Iterate and Communicate
At this point, the process can branch in many directions. Each modeling exercise has its own rhythm and needs to be managed accordingly. Nevertheless, a few things will improve your odds of success. First, iterate on your model. Build simple versions first and add functionality later. You’ll find the errors you missed in the exploration, and you’ll get a better feel for the data.

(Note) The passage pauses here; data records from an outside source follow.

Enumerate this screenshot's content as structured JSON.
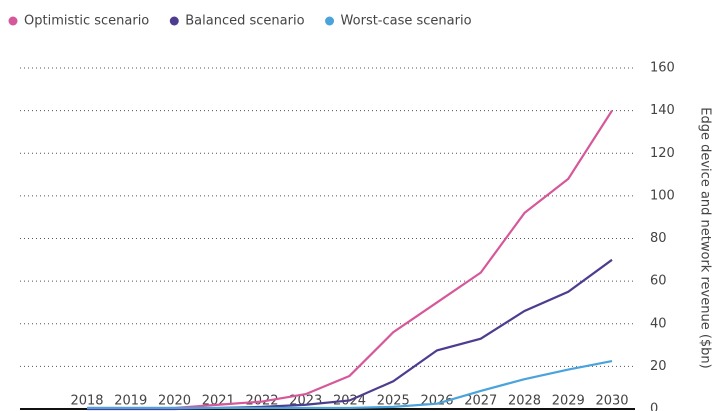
{
  "chart_data": {
    "type": "line",
    "x": [
      2018,
      2019,
      2020,
      2021,
      2022,
      2023,
      2024,
      2025,
      2026,
      2027,
      2028,
      2029,
      2030
    ],
    "series": [
      {
        "name": "Optimistic scenario",
        "color": "#d6589a",
        "values": [
          0.5,
          0.5,
          0.5,
          2,
          3.5,
          7,
          15.5,
          36,
          50,
          64,
          92,
          108,
          140
        ]
      },
      {
        "name": "Balanced scenario",
        "color": "#4e3d8f",
        "values": [
          0,
          0,
          0,
          0.5,
          1,
          2,
          4,
          13,
          27.5,
          33,
          46,
          55,
          70
        ]
      },
      {
        "name": "Worst-case scenario",
        "color": "#4aa3db",
        "values": [
          0.5,
          0.5,
          0.5,
          0.5,
          0.5,
          0.5,
          0.5,
          1,
          2.5,
          8.5,
          14,
          18.5,
          22.5
        ]
      }
    ],
    "y_label": "Edge device and network revenue ($bn)",
    "xlim": [
      2018,
      2030
    ],
    "ylim": [
      0,
      160
    ],
    "yticks": [
      0,
      20,
      40,
      60,
      80,
      100,
      120,
      140,
      160
    ],
    "grid": true,
    "legend": "top-left"
  }
}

Next, communicate your interim findings with your stakeholders. You should be talking to them every week. They’ll suddenly remember changes in policy that impact your data and model. They’ll provide direction that they couldn’t otherwise. They’ll prevent you from wandering down the wrong path for months on end.
Gluing It Down
So there you have it, a set of guidelines that will improve your odds of success. You’re answering the right question, you’re measuring your progress, you’re exploring your data, and you’re working on the right kind of model. You’re also interacting with decision-makers and stakeholders throughout the endeavor. The bottom card in your stack is now glued tightly to the table, and you’re ready to tackle the software development and change management parts of your project.